On the inside looking out, I managed to become a minor fixture in the aquarium, part of the sandy grit at the bottom of the
Voice
’s ecosystem. I dated a co-worker, though dating isn’t exactly what we did. I’m not sure what it was we did, recalling only the prison heat of her five-floor walk-up on Eighth Street—a street as unpicturesque today as it was then—where she once chucked her shoes at me as I exited following a minor spat in which it had been determined I was in the wrong. This being the seventies, it wasn’t standard-issue footwear she was hurling but chunky platform shoes worthy of Carmen Miranda or a member of the New York Dolls, real clompers that, her aim slightly awry, landed against the door with a murderous thud. I’m not even sure her firetrap of a studio had a bed, since I recall the two of us spending a lot of time on the floor listening to the jazz station on the radio. She was a luscious string bean, the woman I’ll call Leanna, an Italian-American tempest with a raucous, dirty laugh and chocolate eyes who enjoyed a smattering of rough sex, the bruisier the better. In this area, as in so many other areas where she and her mattress were concerned, I was frustratingly half-measured, reluctant to close the gap between a light open-hand slap and a closed hard fist. Once she accused me of trying to choke her after we came out of a Robert Altman movie called
California Split
over whose merits we differed, she finding it completely sucky and me being somewhat more judiciously appreciative. Our disagreement escalated until my hands floated into a choke position around her throat without actually touching. “But the other night you
wanted
me to choke you,” I said after she had let out a yelp on the street, to which she replied: “Yeah, and of course you wouldn’t—you never want to do things when I want to, only when you want to.” It was soon clear that I wasn’t the considerate brute she was craving. Months after our brief office non-affair ended without having established enough traction for a genuine breakup, Leanna, playing show-and-tell after work, lifted her loose blouse here and there to display purple-blue nebula-like bruises bestowed by her latest beau, a member of the NYPD. It was as if—no “as if” about it—she were taunting me about finding someone macho enough to give her what she wanted, a
real
man who didn’t putter around and hide behind some nice-guy bullshit.
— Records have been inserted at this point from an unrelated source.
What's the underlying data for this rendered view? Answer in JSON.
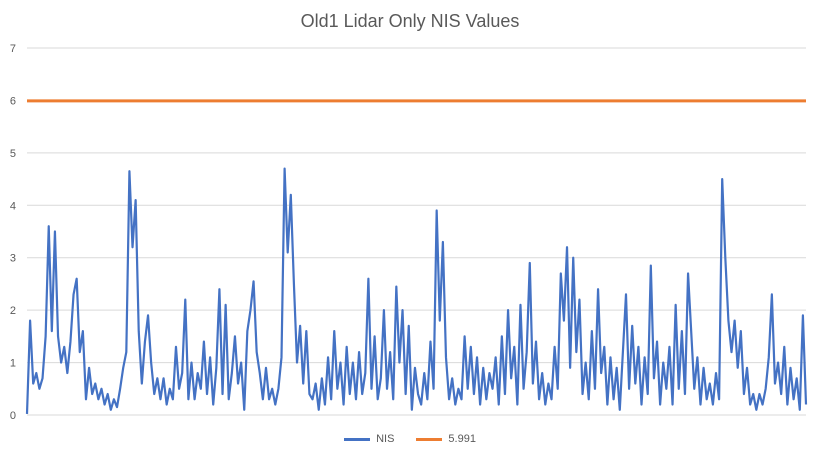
{
  "chart_data": {
    "type": "line",
    "title": "Old1 Lidar Only NIS Values",
    "xlabel": "",
    "ylabel": "",
    "ylim": [
      0,
      7
    ],
    "yticks": [
      "0",
      "1",
      "2",
      "3",
      "4",
      "5",
      "6",
      "7"
    ],
    "grid": true,
    "legend": "bottom",
    "colors": {
      "NIS": "#4472C4",
      "threshold": "#ED7D31",
      "grid": "#D9D9D9",
      "text": "#595959"
    },
    "series": [
      {
        "name": "NIS",
        "values": [
          0.02,
          1.8,
          0.6,
          0.8,
          0.5,
          0.7,
          1.5,
          3.6,
          1.6,
          3.5,
          1.5,
          1.0,
          1.3,
          0.8,
          1.4,
          2.3,
          2.6,
          1.2,
          1.6,
          0.3,
          0.9,
          0.4,
          0.6,
          0.3,
          0.5,
          0.2,
          0.4,
          0.1,
          0.3,
          0.15,
          0.5,
          0.9,
          1.2,
          4.65,
          3.2,
          4.1,
          1.6,
          0.6,
          1.4,
          1.9,
          1.0,
          0.4,
          0.7,
          0.3,
          0.7,
          0.2,
          0.5,
          0.3,
          1.3,
          0.5,
          0.8,
          2.2,
          0.3,
          1.0,
          0.3,
          0.8,
          0.5,
          1.4,
          0.4,
          1.1,
          0.2,
          0.9,
          2.4,
          0.4,
          2.1,
          0.3,
          0.8,
          1.5,
          0.6,
          1.0,
          0.1,
          1.6,
          2.0,
          2.55,
          1.2,
          0.8,
          0.3,
          0.9,
          0.3,
          0.5,
          0.2,
          0.5,
          1.1,
          4.7,
          3.1,
          4.2,
          2.5,
          1.0,
          1.7,
          0.6,
          1.6,
          0.4,
          0.3,
          0.6,
          0.1,
          0.7,
          0.2,
          1.1,
          0.3,
          1.6,
          0.5,
          1.0,
          0.2,
          1.3,
          0.4,
          1.0,
          0.3,
          1.2,
          0.4,
          0.8,
          2.6,
          0.5,
          1.5,
          0.3,
          0.7,
          2.0,
          0.5,
          1.2,
          0.3,
          2.45,
          1.0,
          2.0,
          0.4,
          1.7,
          0.1,
          0.9,
          0.4,
          0.2,
          0.8,
          0.3,
          1.4,
          0.5,
          3.9,
          1.8,
          3.3,
          1.1,
          0.3,
          0.7,
          0.2,
          0.5,
          0.3,
          1.5,
          0.5,
          1.3,
          0.4,
          1.1,
          0.2,
          0.9,
          0.3,
          0.8,
          0.5,
          1.1,
          0.2,
          1.5,
          0.4,
          2.0,
          0.7,
          1.3,
          0.2,
          2.1,
          0.5,
          1.2,
          2.9,
          0.6,
          1.4,
          0.3,
          0.8,
          0.2,
          0.6,
          0.3,
          1.3,
          0.5,
          2.7,
          1.8,
          3.2,
          0.9,
          3.0,
          1.2,
          2.2,
          0.4,
          1.0,
          0.3,
          1.6,
          0.5,
          2.4,
          0.8,
          1.3,
          0.2,
          1.1,
          0.3,
          0.9,
          0.1,
          1.2,
          2.3,
          0.5,
          1.7,
          0.6,
          1.3,
          0.2,
          1.1,
          0.4,
          2.85,
          0.7,
          1.4,
          0.2,
          1.0,
          0.5,
          1.3,
          0.2,
          2.1,
          0.5,
          1.6,
          0.4,
          2.7,
          1.6,
          0.5,
          1.1,
          0.2,
          0.9,
          0.3,
          0.6,
          0.2,
          0.8,
          0.3,
          4.5,
          3.0,
          1.8,
          1.2,
          1.8,
          0.9,
          1.6,
          0.4,
          0.9,
          0.2,
          0.4,
          0.1,
          0.4,
          0.2,
          0.5,
          1.1,
          2.3,
          0.6,
          1.0,
          0.4,
          1.3,
          0.2,
          0.9,
          0.3,
          0.7,
          0.1,
          1.9,
          0.2
        ]
      },
      {
        "name": "5.991",
        "constant": 5.991
      }
    ]
  }
}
Leanna later moved to Los Angeles, where she lived with a well-known character actor who, during one cocaine fugue, chased her around the lawn with hedge clippers, threatening to cut off her nipples. “You have a
lawn
?” I said, and she laughed. Despite my allegiance to Norman Mailer and Peckinpah movies, I had too much altar boy in me to seize the bitch goddess of success by her ponytail and bugger the Zeitgeist with my throbbing baguette. That just wasn’t me. I was so unmacho I couldn’t even pronounce the word properly, giving it a hard
c
until someone in the circulation department corrected me so that I wouldn’t embarrass myself further.